Supporting adolescents to challenge algorithmic profiling in online platforms

Social media platforms radically transform how adolescents portray themselves and connect with each other, often at the cost of their privacy and autonomy. We built and tested an interactive visualization tool to understand platforms' opaque profiling practices.

Authors

Yui Kondo , Luc Rocher , and colleagues from Oxford Child-centred AI Lab, MIT Media Lab, and Carnegie Mellon University

Published

2025

Social media platforms regularly track, aggregate, and monetize adolescents’ data, yet provide them with little visibility or agency over how algorithms construct their digital identities and make inferences about them.

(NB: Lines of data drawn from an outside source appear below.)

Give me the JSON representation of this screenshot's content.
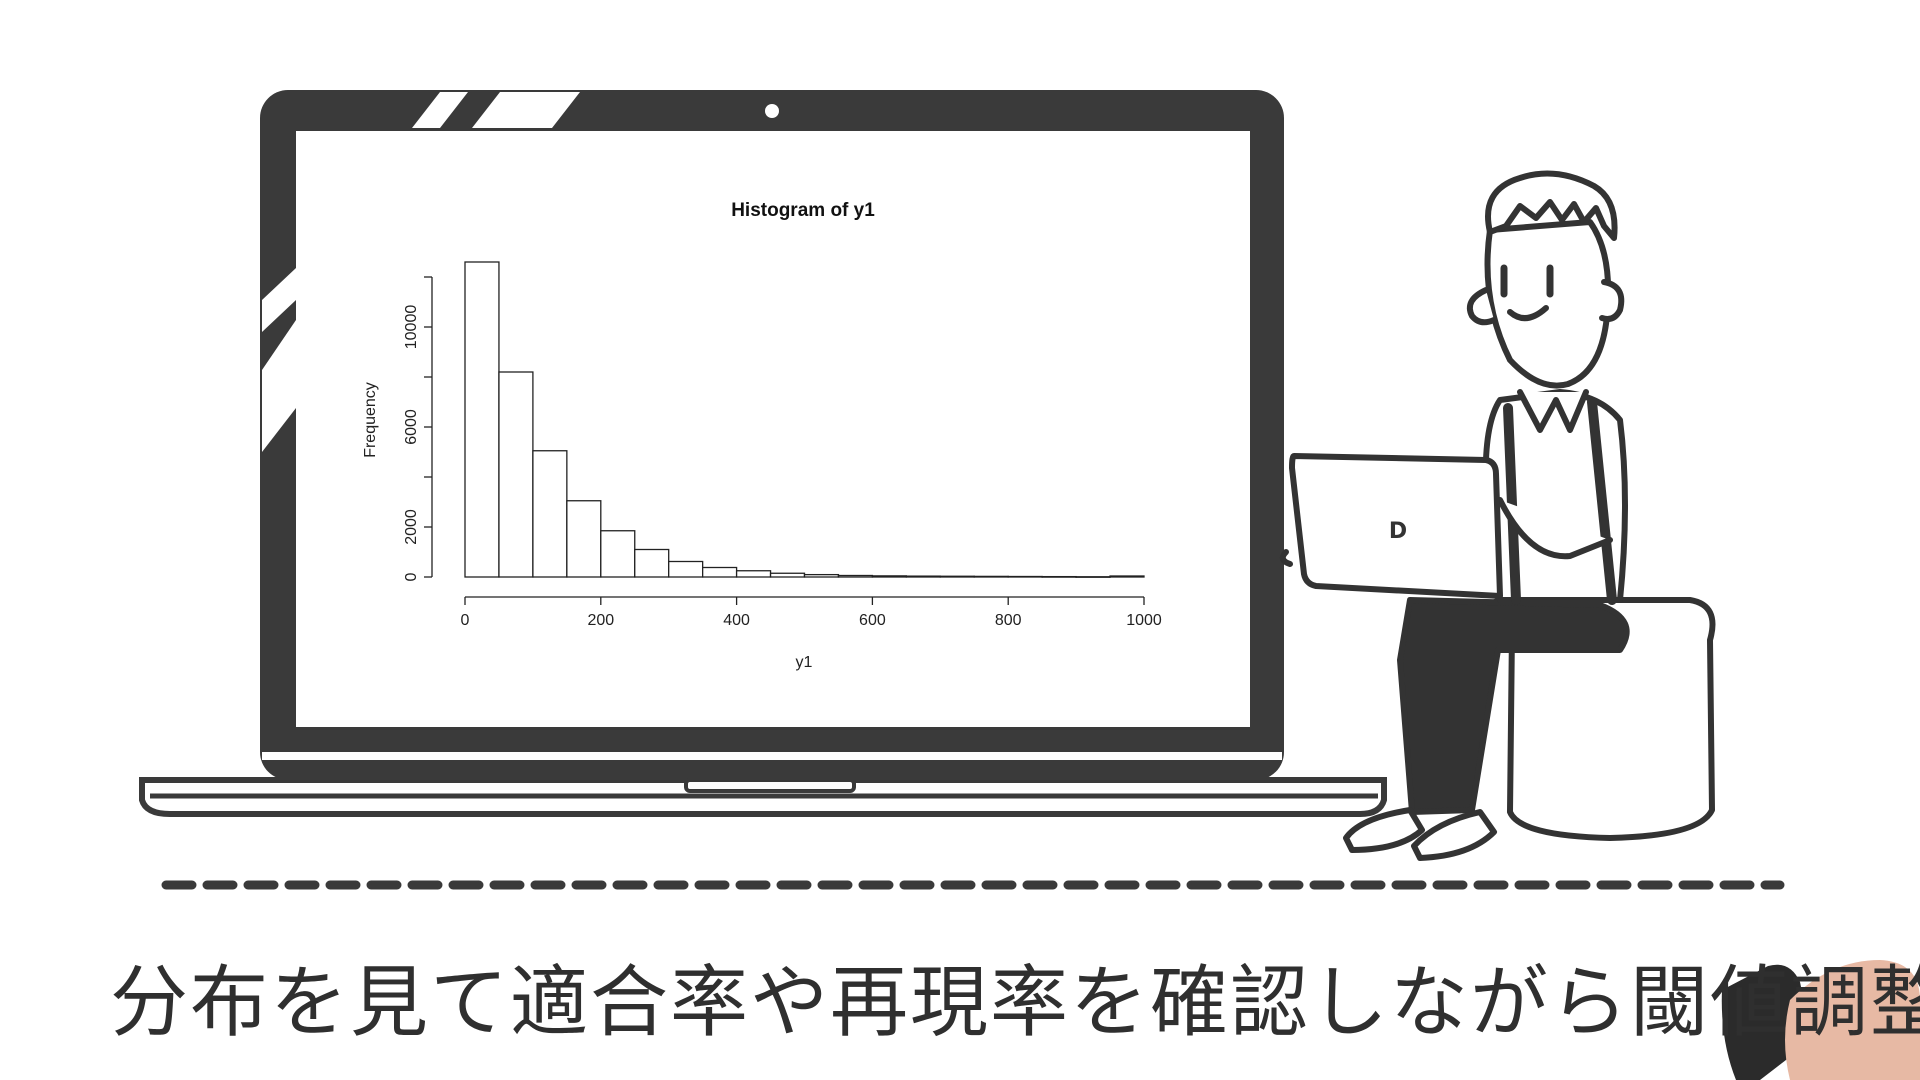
{
  "caption": "分布を見て適合率や再現率を確認しながら閾値調整",
  "laptop_logo": "D",
  "colors": {
    "ink": "#3a3a3a",
    "paper": "#ffffff"
  },
  "chart_data": {
    "type": "bar",
    "title": "Histogram of y1",
    "xlabel": "y1",
    "ylabel": "Frequency",
    "bin_edges": [
      0,
      50,
      100,
      150,
      200,
      250,
      300,
      350,
      400,
      450,
      500,
      550,
      600,
      650,
      700,
      750,
      800,
      850,
      900,
      950,
      1000
    ],
    "values": [
      12600,
      8200,
      5050,
      3050,
      1850,
      1100,
      620,
      380,
      250,
      150,
      95,
      60,
      45,
      35,
      30,
      25,
      20,
      15,
      10,
      40
    ],
    "xlim": [
      0,
      1000
    ],
    "ylim": [
      0,
      12600
    ],
    "xticks": [
      "0",
      "200",
      "400",
      "600",
      "800",
      "1000"
    ],
    "yticks": [
      "0",
      "2000",
      "6000",
      "10000"
    ],
    "grid": false,
    "legend": "none"
  }
}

We built Algorithmic Mirror, an interactive visualization tool that transforms opaque profiling practices into explorable landscapes of personal data. It uses adolescents’ digital footprints across YouTube, TikTok, and Netflix, to provide situated, personalised insights into datafication over time.

We conducted a study with 27 participants aged 12 to 16. We showed how engaging with their own data enabled adolescents to uncover the scale and persistence of data collection, recognize cross-platform profiling, and critically reflect algorithmic categorizations of their interests.

We find that identity is a powerful motivator for adolescents’ desire for greater digital agency, underscoring the need for platforms and policymakers to move toward structural reforms that guarantee children better transparency and the agency to influence their online experiences.

This project brings together researchers from the Synthetic Society Lab, the Oxford Child-centred AI Lab, MIT Media Lab, and Carnegie Mellon University.